Less than 20 minutes later (around 9:15 am), everything is replaced and I dosed for that high blood sugar again. Just in case SOME of the insulin got in, I only dosed a unit more than it suggested (It was already suggesting a low number since it thought I still had a lot of insulin in my system). Better to be safe than sorry!
Then 12pm hits… I’m right back where I was last night. I’m shaky, my vision is blurry, I just want to focus on work, but find myself blankly staring at my computer screen instead. I eat a snickers, I drink a juice, I throw a mini box of Nerds in my mouth. And now it’s time to wait. Wait for all that sugar to kick in. Please kick in. And then I get sleepy. That’s not good.
I tend to get afraid when I get sleepy and low. I had a seizure when I was in 5th grade and to me it felt like I was just falling asleep, but then I woke up to an EMT shifting me onto the carrier. I can’t have that happen again so I go into my coworker’s office and just ask her to watch over me until this passes. I don’t want to be alone when it feels this bad.

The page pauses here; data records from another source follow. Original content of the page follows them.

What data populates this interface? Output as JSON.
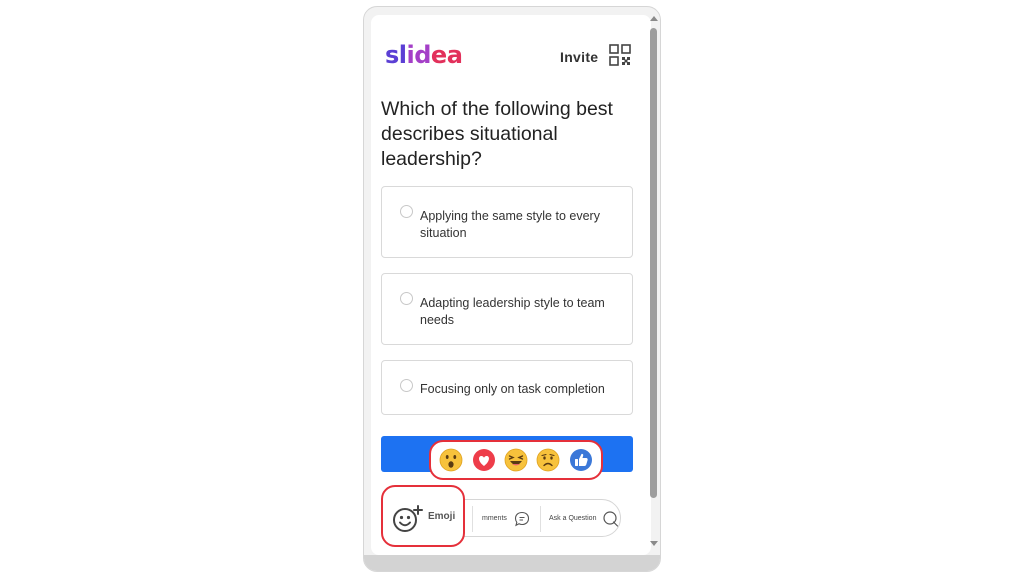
{
  "header": {
    "logo": {
      "part1": "sl",
      "part2": "id",
      "part3": "ea"
    },
    "invite_label": "Invite",
    "qr_icon": "qr-code-icon"
  },
  "question": "Which of the following best describes situational leadership?",
  "options": [
    {
      "label": "Applying the same style to every situation"
    },
    {
      "label": "Adapting leadership style to team needs"
    },
    {
      "label": "Focusing only on task completion"
    }
  ],
  "reactions": [
    {
      "icon": "surprised-emoji-icon"
    },
    {
      "icon": "heart-emoji-icon"
    },
    {
      "icon": "laughing-emoji-icon"
    },
    {
      "icon": "sad-emoji-icon"
    },
    {
      "icon": "thumbs-up-emoji-icon"
    }
  ],
  "action_bar": {
    "emoji_label": "Emoji",
    "comments_label": "mments",
    "ask_label": "Ask a Question"
  },
  "colors": {
    "brand_blue": "#1d72f2",
    "highlight_red": "#e5303a",
    "logo_purple": "#5b3fd4",
    "logo_red": "#e2305b"
  }
}
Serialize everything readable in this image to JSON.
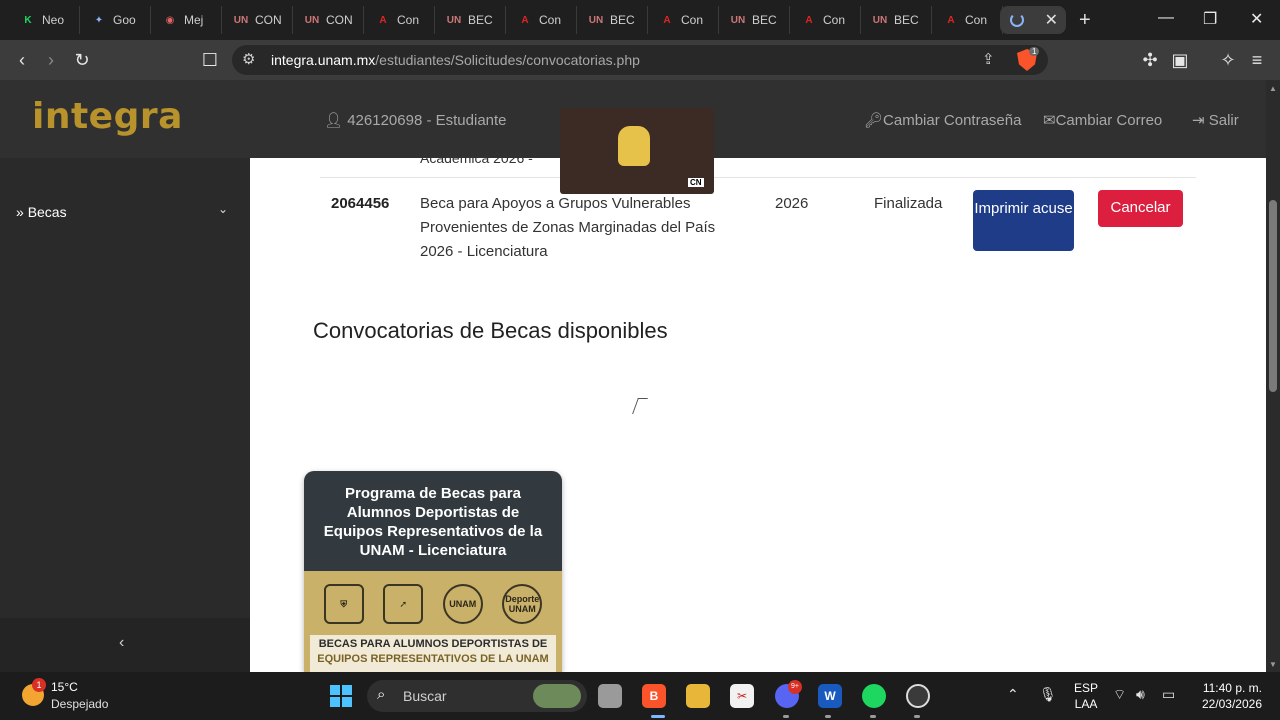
{
  "browser": {
    "tabs": [
      {
        "label": "Neo",
        "icon": "k-icon",
        "color": "#1ed760",
        "glyph": "K"
      },
      {
        "label": "Goo",
        "icon": "gemini-icon",
        "color": "#8ab4f8",
        "glyph": "✦"
      },
      {
        "label": "Mej",
        "icon": "record-icon",
        "color": "#e36262",
        "glyph": "◉"
      },
      {
        "label": "CON",
        "icon": "unam-icon",
        "color": "#c77",
        "glyph": "UN"
      },
      {
        "label": "CON",
        "icon": "unam-icon",
        "color": "#c77",
        "glyph": "UN"
      },
      {
        "label": "Con",
        "icon": "pdf-icon",
        "color": "#e02424",
        "glyph": "A"
      },
      {
        "label": "BEC",
        "icon": "unam-icon",
        "color": "#c77",
        "glyph": "UN"
      },
      {
        "label": "Con",
        "icon": "pdf-icon",
        "color": "#e02424",
        "glyph": "A"
      },
      {
        "label": "BEC",
        "icon": "unam-icon",
        "color": "#c77",
        "glyph": "UN"
      },
      {
        "label": "Con",
        "icon": "pdf-icon",
        "color": "#e02424",
        "glyph": "A"
      },
      {
        "label": "BEC",
        "icon": "unam-icon",
        "color": "#c77",
        "glyph": "UN"
      },
      {
        "label": "Con",
        "icon": "pdf-icon",
        "color": "#e02424",
        "glyph": "A"
      },
      {
        "label": "BEC",
        "icon": "unam-icon",
        "color": "#c77",
        "glyph": "UN"
      },
      {
        "label": "Con",
        "icon": "pdf-icon",
        "color": "#e02424",
        "glyph": "A"
      }
    ],
    "active_tab_close": "✕",
    "new_tab": "+",
    "window_controls": {
      "minimize": "—",
      "restore": "❐",
      "close": "✕"
    },
    "url_host": "integra.unam.mx",
    "url_path": "/estudiantes/Solicitudes/convocatorias.php",
    "shield_count": "1"
  },
  "site": {
    "logo": "integra",
    "user": "426120698 - Estudiante",
    "nav": {
      "change_password": "Cambiar Contraseña",
      "change_email": "Cambiar Correo",
      "logout": "Salir"
    },
    "sidebar": {
      "item": "Becas",
      "collapse": "‹"
    }
  },
  "content": {
    "partial_row_text": "Académica 2026 -",
    "application": {
      "folio": "2064456",
      "description": "Beca para Apoyos a Grupos Vulnerables Provenientes de Zonas Marginadas del País 2026 - Licenciatura",
      "year": "2026",
      "status": "Finalizada",
      "print_button": "Imprimir acuse",
      "cancel_button": "Cancelar"
    },
    "section_title": "Convocatorias de Becas disponibles",
    "card": {
      "title": "Programa de Becas para Alumnos Deportistas de Equipos Representativos de la UNAM - Licenciatura",
      "logo_text": "UNAM",
      "logo_text_2": "Deporte UNAM",
      "banner_line1": "BECAS PARA ALUMNOS DEPORTISTAS DE",
      "banner_line2": "EQUIPOS REPRESENTATIVOS DE LA UNAM"
    },
    "video_logo": "CN"
  },
  "taskbar": {
    "weather_badge": "1",
    "temperature": "15°C",
    "weather": "Despejado",
    "search": "Buscar",
    "notification_badge": "9+",
    "language_1": "ESP",
    "language_2": "LAA",
    "time": "11:40 p. m.",
    "date": "22/03/2026"
  }
}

She reacted so calmly and put me at ease. A few minutes later, I’m just having a normal conversation and I realize, we’re in the clear.
I get back to work, everything’s good. I eat a small lunch at 12:45 since it seems like I’ve just been shoving food into my body nonstop since last night.
It’s 1:45 pm and it hits me again. I’m low. Again. 53. And I can feel that it’s moving fast. I eat another pack of fruit snacks, some pineapple, and a little bit of juice. It should go up now.
I wait 20 minutes.
How am I STILL low. Off to my office’s kitchen. It’s stocked with Halloween goodies so I eat some candy and a cup of jello with fruit in it.
…And that’s when I started writing about my day. It’s 3 pm and right now, I’m 64. Still not high enough, but it’s holding steady there. I’m still shaky. My brain still feels foggy. I just want to go home and lay down, but I can’t do that until my blood sugar is high enough to drive.
These past 17 hours have been rough. I feel like I’ll be out of the water soon, but who knows. I’ve eaten so much today and that feels terrible. I can’t skip dinner though because that will make me go low again. I’ll have to eat a very well-balanced meal, something that I know *exactly* how to dose for so that I can eventually get to sleep tonight.
There are so many factors (predictable and unpredictable…well, mostly unpredictable) that go into your blood sugar levels. My survival is dependent on dosing the exact right amount of insulin and having my technology work flawlessly, but that’s not always the case.
I’m not sharing this story for pity. Overall, I’m pretty proud of how I care for my type 1. But I want people to know that this is just the reality of life with type 1 diabetes. November is #DiabetesAwarenessMonth and I hope this sheds just a little light on the crazy complications of this disease. While I try my best to give just the perfect amount of insulin to keep my blood sugars steady, I’m not a pancreas. But tomorrow’s a new day and I’ll keep trying.